The government is hoping that enough progress can be achieved in order to allow it to table a settlement agreement in parliament in the foreseeable future.

Some believe that this objective aims to cause intra-party problems in main opposition New Democracy, which for a decade had supported a composite name including the word Macedonia, but now has watered down that position after the huge demonstrations in Athens and Thessaloniki opposing any use of the name Macedonia by Skopje.

However, there is also the prospect that some SYRIZA MPs (particularly those representing districts in northern Greece) may object to a compromise solution.

Moreover, the ruling party’s junior coalition partner, the Independent Greeks party, is expected to leave the government if it tables a composite name as part of a settlement.

Closing regional foreign policy fronts

From the point of view of Prime Minister Alexis Tsipras, settling an important regional foreign policy front will allow the government to focus on the more urgent and complex matter of Greek-Turkish relations, without being distracted and expending more diplomatic capital on the FYROM issue.

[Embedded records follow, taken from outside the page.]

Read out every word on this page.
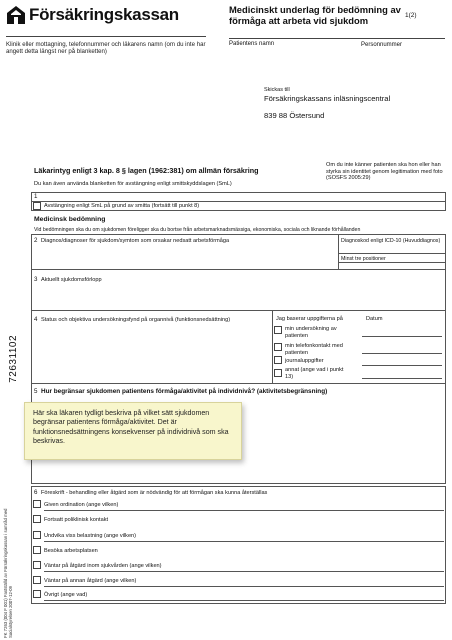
Försäkringskassan
Klinik eller mottagning, telefonnummer och läkarens namn (om du inte har angett detta längst ner på blanketten)
Medicinskt underlag för bedömning av förmåga att arbeta vid sjukdom	1(2)
Patientens namn	Personnummer
Skickas till
Försäkringskassans inläsningscentral
839 88 Östersund
Läkarintyg enligt 3 kap. 8 § lagen (1962:381) om allmän försäkring
Du kan även använda blanketten för avstängning enligt smittskyddslagen (SmL)
Om du inte känner patienten ska hon eller han styrka sin identitet genom legitimation med foto (SOSFS 2005:29)
72631102
FK 7263 (004 F 001) Fastställd av Försäkringskassan i samråd med Socialstyrelsen 2007-12-09
1
Avstängning enligt SmL på grund av smitta (fortsätt till punkt 8)
Medicinsk bedömning
Vid bedömningen ska du om sjukdomen föreligger ska du bortse från arbetsmarknadsmässiga, ekonomiska, sociala och liknande förhållanden
2 Diagnos/diagnoser för sjukdom/symtom som orsakar nedsatt arbetsförmåga	Diagnoskod enligt ICD-10 (Huvuddiagnos)
Minst tre positioner
3 Aktuellt sjukdomsförlopp
4 Status och objektiva undersökningsfynd på organnivå (funktionsnedsättning)	Jag baserar uppgifterna på	Datum
min undersökning av patienten
min telefonkontakt med patienten
journaluppgifter
annat (ange vad i punkt 13)
5 Hur begränsar sjukdomen patientens förmåga/aktivitet på individnivå? (aktivitetsbegränsning)
Här ska läkaren tydligt beskriva på vilket sätt sjukdomen begränsar patientens förmåga/aktivitet. Det är funktionsnedsättningens konsekvenser på individnivå som ska beskrivas.
6 Föreskrift - behandling eller åtgärd som är nödvändig för att förmågan ska kunna återställas
Given ordination (ange vilken)
Fortsatt poliklinisk kontakt
Undvika viss belastning (ange vilken)
Besöka arbetsplatsen
Väntar på åtgärd inom sjukvården (ange vilken)
Väntar på annan åtgärd (ange vilken)
Övrigt (ange vad)
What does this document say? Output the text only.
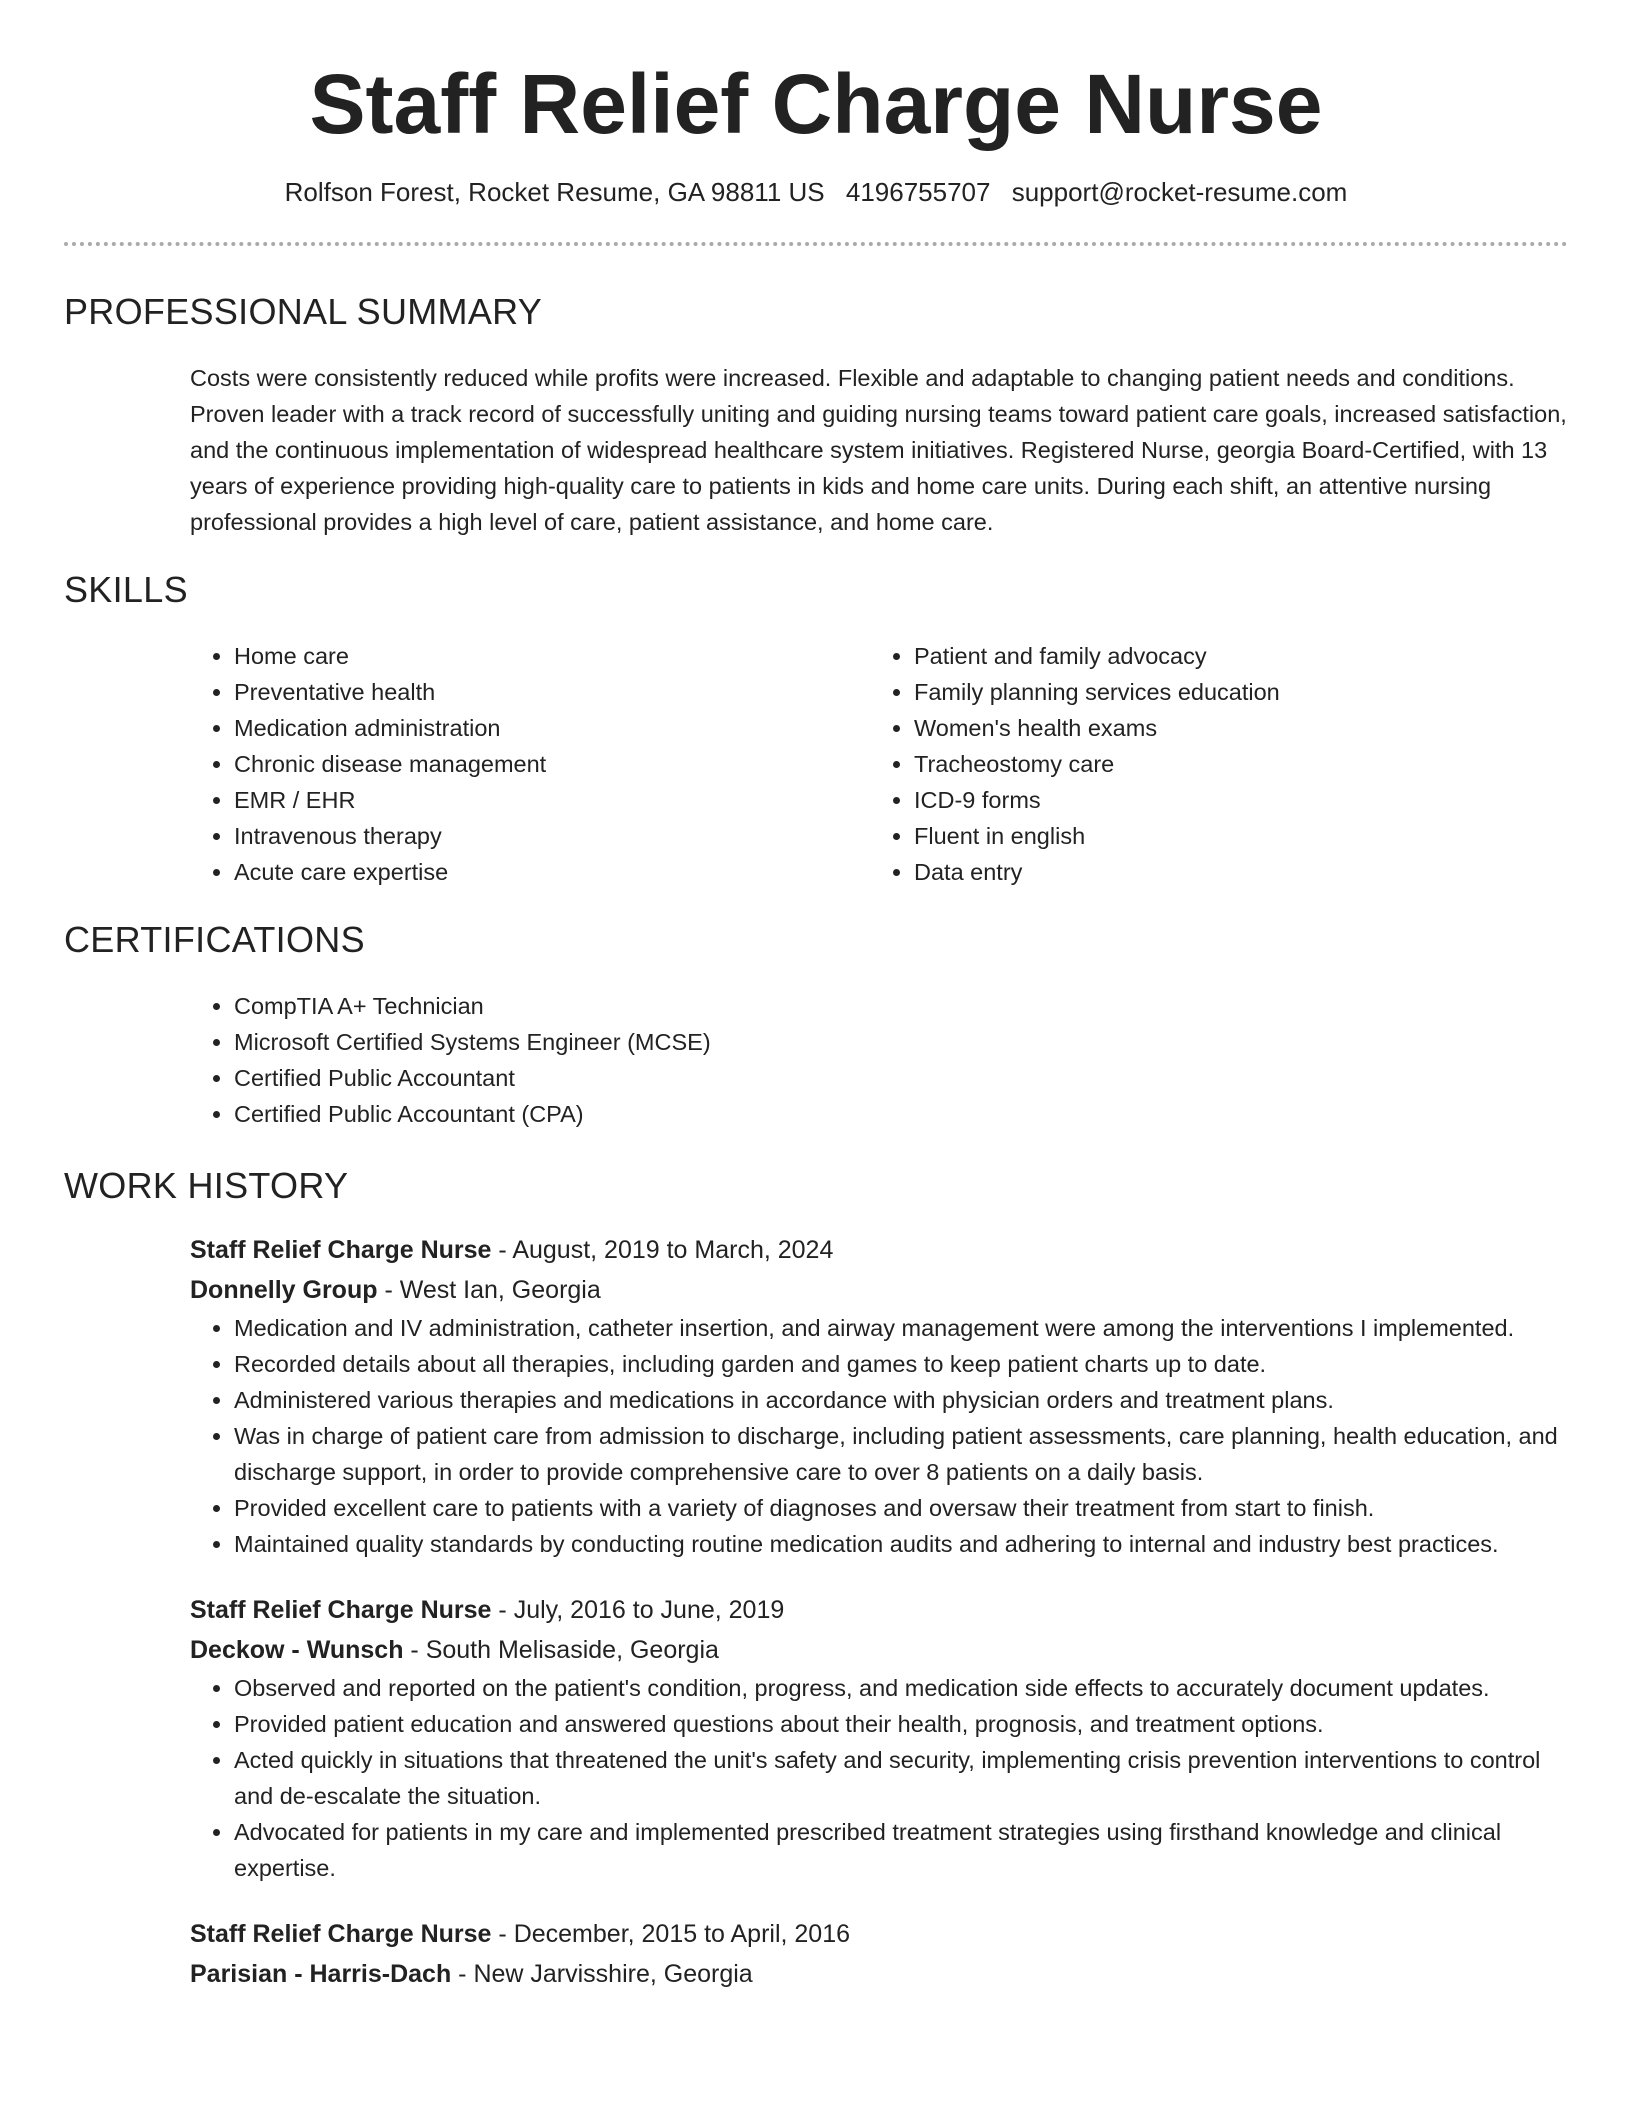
Staff Relief Charge Nurse
Rolfson Forest, Rocket Resume, GA 98811 US 4196755707 support@rocket-resume.com
PROFESSIONAL SUMMARY
Costs were consistently reduced while profits were increased. Flexible and adaptable to changing patient needs and conditions. Proven leader with a track record of successfully uniting and guiding nursing teams toward patient care goals, increased satisfaction, and the continuous implementation of widespread healthcare system initiatives. Registered Nurse, georgia Board-Certified, with 13 years of experience providing high-quality care to patients in kids and home care units. During each shift, an attentive nursing professional provides a high level of care, patient assistance, and home care.
SKILLS
• Home care
• Preventative health
• Medication administration
• Chronic disease management
• EMR / EHR
• Intravenous therapy
• Acute care expertise
• Patient and family advocacy
• Family planning services education
• Women's health exams
• Tracheostomy care
• ICD-9 forms
• Fluent in english
• Data entry
CERTIFICATIONS
• CompTIA A+ Technician
• Microsoft Certified Systems Engineer (MCSE)
• Certified Public Accountant
• Certified Public Accountant (CPA)
WORK HISTORY
Staff Relief Charge Nurse - August, 2019 to March, 2024
Donnelly Group - West Ian, Georgia
• Medication and IV administration, catheter insertion, and airway management were among the interventions I implemented.
• Recorded details about all therapies, including garden and games to keep patient charts up to date.
• Administered various therapies and medications in accordance with physician orders and treatment plans.
• Was in charge of patient care from admission to discharge, including patient assessments, care planning, health education, and discharge support, in order to provide comprehensive care to over 8 patients on a daily basis.
• Provided excellent care to patients with a variety of diagnoses and oversaw their treatment from start to finish.
• Maintained quality standards by conducting routine medication audits and adhering to internal and industry best practices.
Staff Relief Charge Nurse - July, 2016 to June, 2019
Deckow - Wunsch - South Melisaside, Georgia
• Observed and reported on the patient's condition, progress, and medication side effects to accurately document updates.
• Provided patient education and answered questions about their health, prognosis, and treatment options.
• Acted quickly in situations that threatened the unit's safety and security, implementing crisis prevention interventions to control and de-escalate the situation.
• Advocated for patients in my care and implemented prescribed treatment strategies using firsthand knowledge and clinical expertise.
Staff Relief Charge Nurse - December, 2015 to April, 2016
Parisian - Harris-Dach - New Jarvisshire, Georgia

At the same time, there are also obstacles for the FYROM government in accepting a compromise settlement that will satisfy both sides.

There, the most intractable issue is the Greek demand – which Athens has declared is a necessary condition for reaching a solution – that FYROM’s parliament revise the country’s Constitution to include the new name and remove irredentist references that pertain to Greece.

FYROM’s government is expected to call in all opposition party leaders next week to discuss the latest developments and to try to forge a national consensus on the parameters of a settlement. Strong reactions are expected from the more extreme elements, which could undermine the prospects for a solution.

Dimitrov briefs his PM

Dimitrov has fully briefed FYROM Prime Minister Zoran Zaev on the progress in the latest talks in Vienna, in the presence of UN mediator Matthew Nimetz.

Zaev reportedly has expressed the view that recent progress is cause for optimism, at least as regards a compromise on FYROM’s new, composite name.

“I have been apprised of all developments, and I am in the pleasant position to confirm that there have been positive developments in the talks. Certainly, it is just one step. The ‘conditional’ progress in the talks means that on those issues on which there have been positive steps, there will be agreement once we have reached agreement on all the [other] issues,” Zaev was quoted by the Athens News Agency as saying.

The constitutional revision and FYROM’s insistence that Greece recognise the existence of a Macedonian ethnicity and language are the key, intractable issues that remain to be resolved.